Dec. 7 (Bloomberg) -- U.S. stocks are likely to form a “significant” bottom in 2012 before entering a new bull market, according to Bank of America Corp.
After a drop of as much as 18 percent, the Standard & Poor’s 500 Index might reach a low in the second quarter before climbing back to the upper part of its trading range near the 1,300 to 1,350 level by the end of 2012, Mary Ann Bartels, head of technical and market analysis at Bank of America’s Merrill Lynch unit, wrote in a note dated yesterday. A bull market is commonly defined as a 20 percent rally from the latest low.
Bartels cited the Decennial pattern, which examines the performance of every year within the decade. Years that ended in two, such as 1932, 1942, 1962, 1982 and 2002, featured market bottoms, she said.
“2012 could become the next year where a major market low is carved out to launch a new cyclical bull market,” wrote Bartels, who ranked third among analysts who study price charts in Institutional Investor’s 2010 survey.

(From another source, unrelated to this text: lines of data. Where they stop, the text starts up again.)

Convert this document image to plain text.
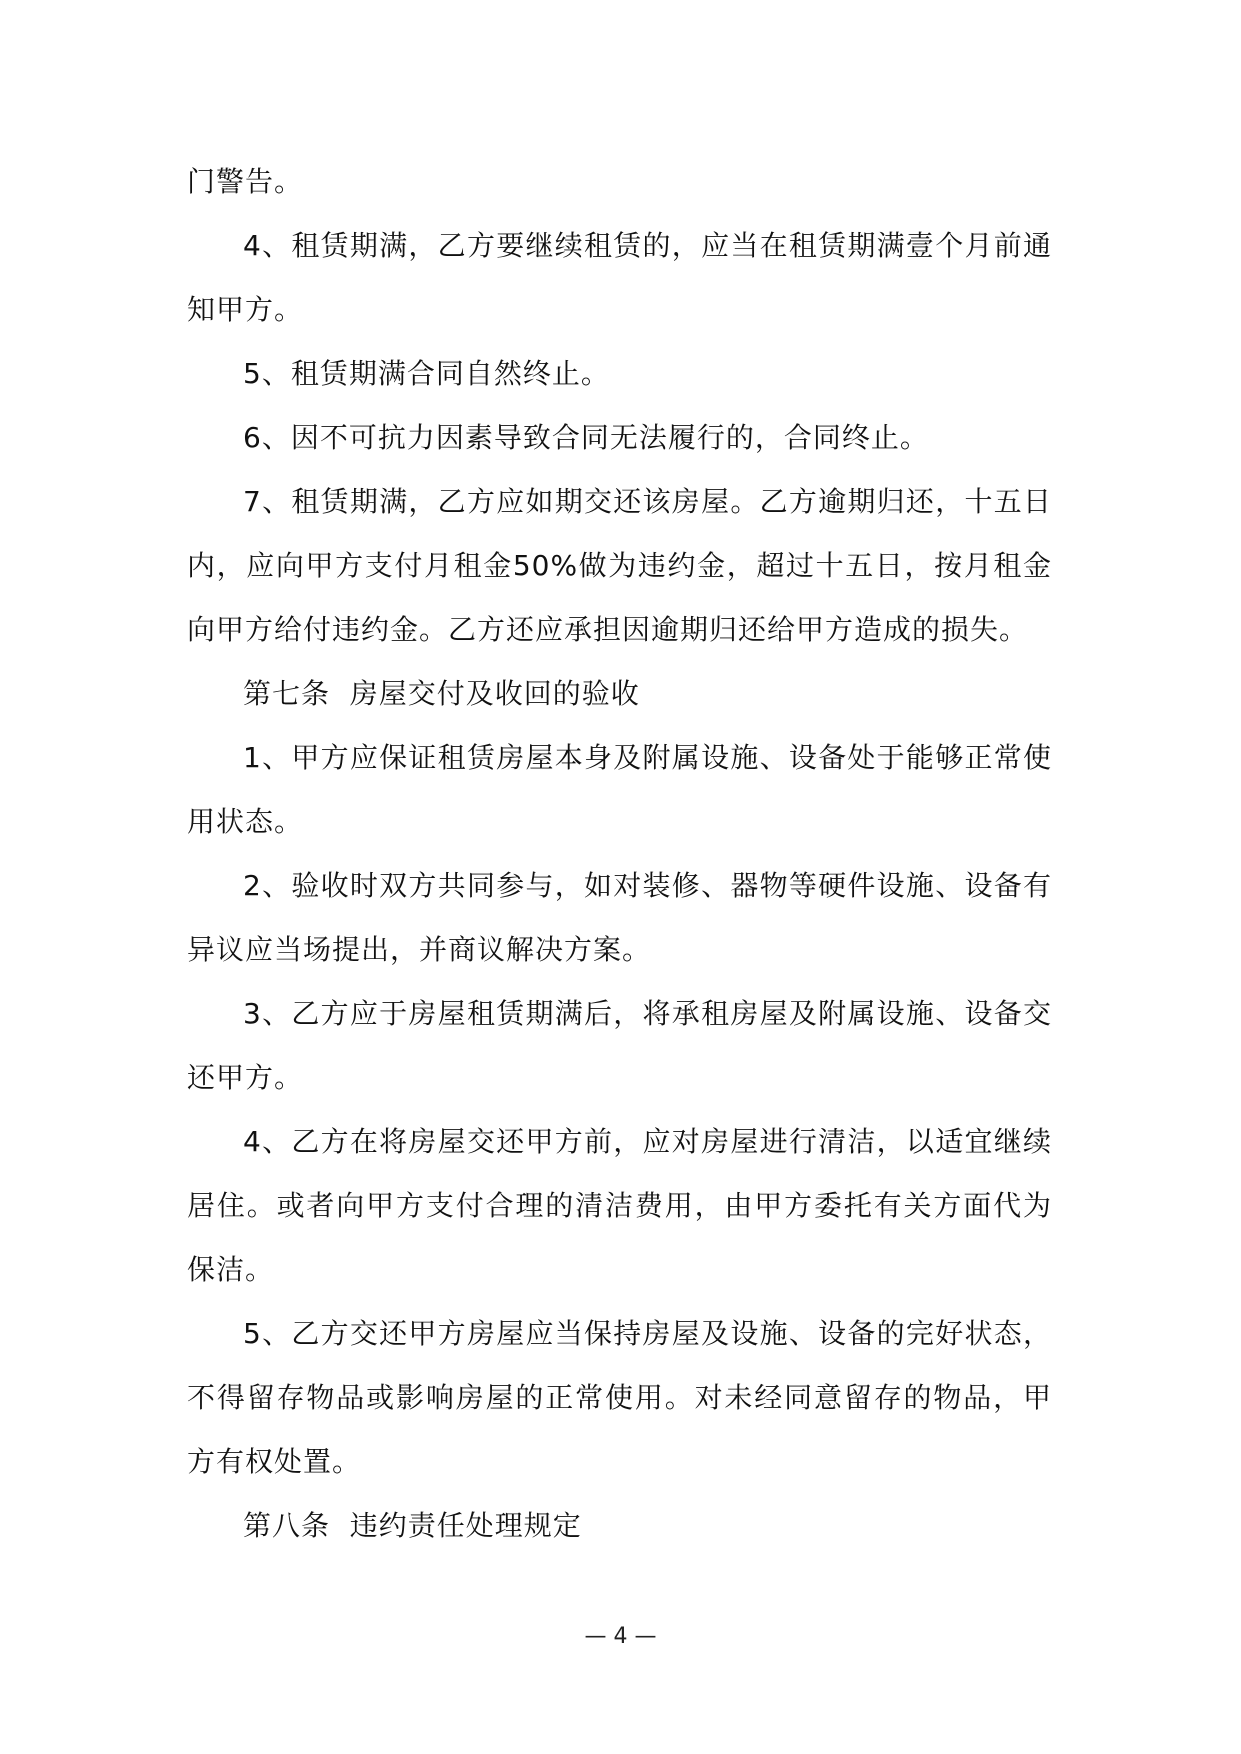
门警告。

4、租赁期满，乙方要继续租赁的，应当在租赁期满壹个月前通知甲方。

5、租赁期满合同自然终止。

6、因不可抗力因素导致合同无法履行的，合同终止。

7、租赁期满，乙方应如期交还该房屋。乙方逾期归还，十五日内，应向甲方支付月租金50%做为违约金，超过十五日，按月租金向甲方给付违约金。乙方还应承担因逾期归还给甲方造成的损失。

第七条  房屋交付及收回的验收

1、甲方应保证租赁房屋本身及附属设施、设备处于能够正常使用状态。

2、验收时双方共同参与，如对装修、器物等硬件设施、设备有异议应当场提出，并商议解决方案。

3、乙方应于房屋租赁期满后，将承租房屋及附属设施、设备交还甲方。

4、乙方在将房屋交还甲方前，应对房屋进行清洁，以适宜继续居住。或者向甲方支付合理的清洁费用，由甲方委托有关方面代为保洁。

5、乙方交还甲方房屋应当保持房屋及设施、设备的完好状态，不得留存物品或影响房屋的正常使用。对未经同意留存的物品，甲方有权处置。

第八条  违约责任处理规定

— 4 —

The “base case” for years ending in two is an 18 percent correction from the prior year’s close, forming a low in May, Bartels said. The bottom is followed by a 34 percent rally through December on average, she said.
The S&P 500 has declined 8.5 percent since this year’s peak on April 29 as concern mounted that Europe’s sovereign-debt crisis will spread to the larger economies of Italy and Spain and that the U.S. recovery will stall. Futures on the benchmark gauge for U.S. equities fell 0.9 percent to 1,247.5 at 9:45 a.m. in New York today.

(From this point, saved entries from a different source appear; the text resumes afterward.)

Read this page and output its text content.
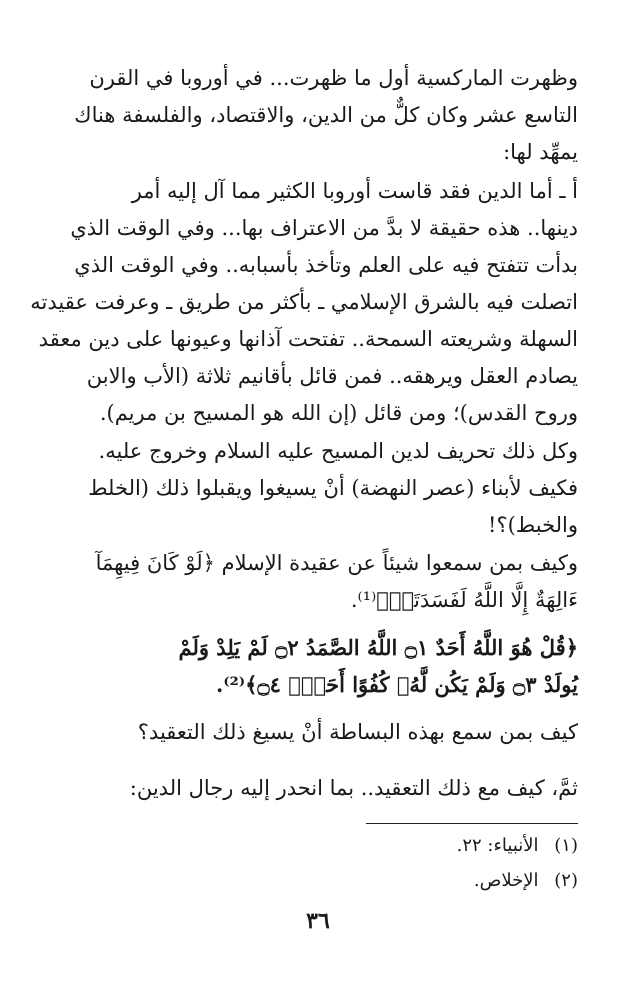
وظهرت الماركسية أول ما ظهرت... في أوروبا في القرن
التاسع عشر وكان كلٌّ من الدين، والاقتصاد، والفلسفة هناك
يمهِّد لها:
أ ـ أما الدين فقد قاست أوروبا الكثير مما آل إليه أمر
دينها.. هذه حقيقة لا بدَّ من الاعتراف بها... وفي الوقت الذي
بدأت تتفتح فيه على العلم وتأخذ بأسبابه.. وفي الوقت الذي
اتصلت فيه بالشرق الإسلامي ـ بأكثر من طريق ـ وعرفت عقيدته
السهلة وشريعته السمحة.. تفتحت آذانها وعيونها على دين معقد
يصادم العقل ويرهقه.. فمن قائل بأقانيم ثلاثة (الأب والابن
وروح القدس)؛ ومن قائل (إن الله هو المسيح بن مريم).
وكل ذلك تحريف لدين المسيح عليه السلام وخروج عليه.
فكيف لأبناء (عصر النهضة) أنْ يسيغوا ويقبلوا ذلك (الخلط
والخبط)؟!
وكيف بمن سمعوا شيئاً عن عقيدة الإسلام ﴿لَوْ كَانَ فِيهِمَآ
ءَالِهَةٌ إِلَّا اللَّهُ لَفَسَدَتَاۚ﴾⁽¹⁾.
﴿قُلْ هُوَ اللَّهُ أَحَدٌ ۝١ اللَّهُ الصَّمَدُ ۝٢ لَمْ يَلِدْ وَلَمْ
يُولَدْ ۝٣ وَلَمْ يَكُن لَّهُۥ كُفُوًا أَحَدٌۢ ۝٤﴾⁽²⁾.
كيف بمن سمع بهذه البساطة أنْ يسيغ ذلك التعقيد؟
ثمَّ، كيف مع ذلك التعقيد.. بما انحدر إليه رجال الدين:
(١) الأنبياء: ٢٢.
(٢) الإخلاص.
٣٦
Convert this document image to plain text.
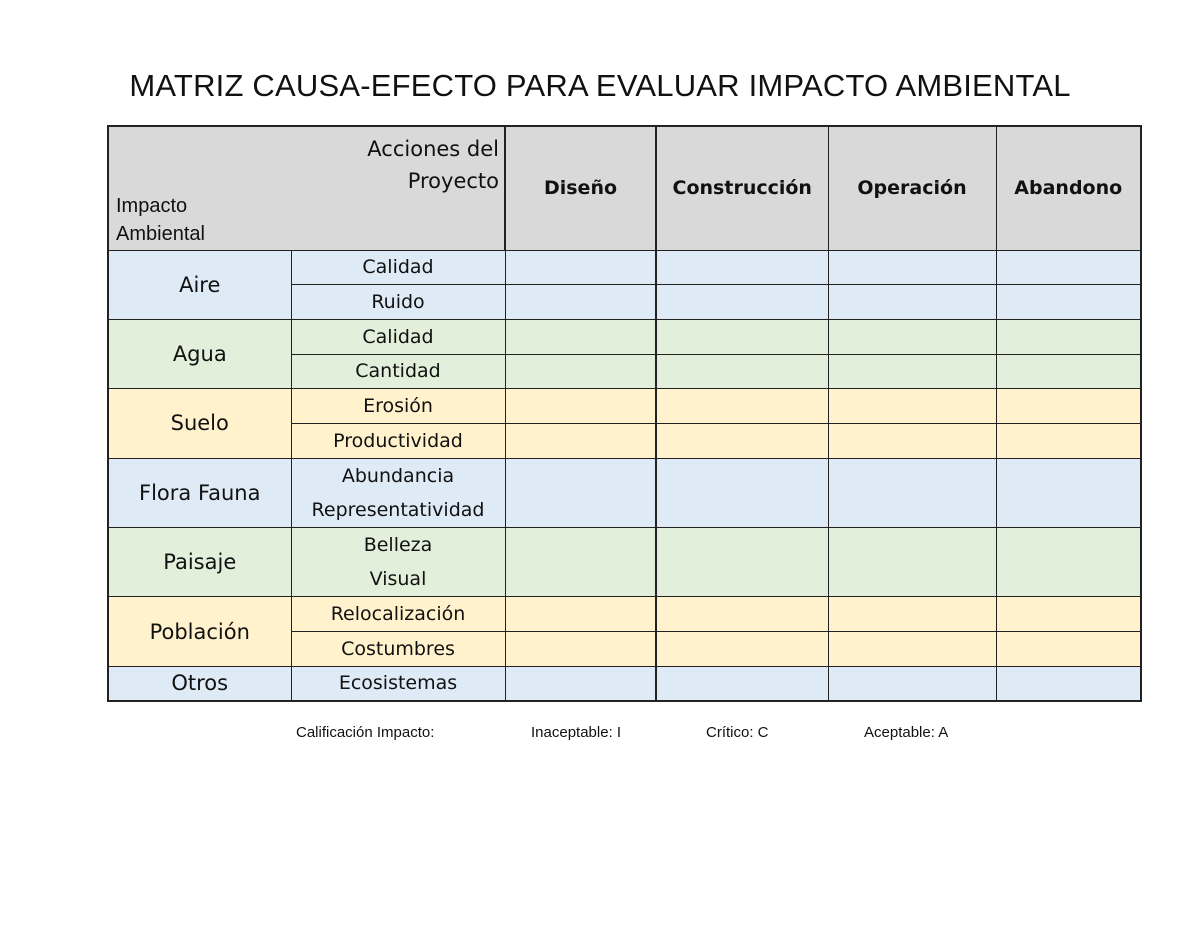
MATRIZ CAUSA-EFECTO PARA EVALUAR IMPACTO AMBIENTAL
Acciones del
Proyecto
Impacto
Ambiental		Diseño	Construcción	Operación	Abandono
Aire	Calidad				
	Ruido				
Agua	Calidad				
	Cantidad				
Suelo	Erosión				
	Productividad				
Flora Fauna	Abundancia				
	Representatividad				
Paisaje	Belleza				
	Visual				
Población	Relocalización				
	Costumbres				
Otros	Ecosistemas				
Calificación Impacto:	Inaceptable: I	Crítico: C	Aceptable: A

The S&P 500 will find support from 1,074 to 1,100, Bartels said, adding that she sees a 50 percent chance of the gauge breaking through those levels to reach 935 to 985. The index is likely to end 2012 in a range of 1,300 to 1,350, she said.
In a Nov. 21 report, Bartels wrote that declines in financial shares indicated the S&P 500 was at risk of sinking to this year’s intraday low of 1,074.77. The gauge has since advanced 4.6 percent after central banks took action to ease Europe’s debt crisis and American Thanksgiving retail sales set a record.
In technical analysis, investors and analysts study charts of trading patterns and price graphs to predict changes in a security, commodity, currency or index.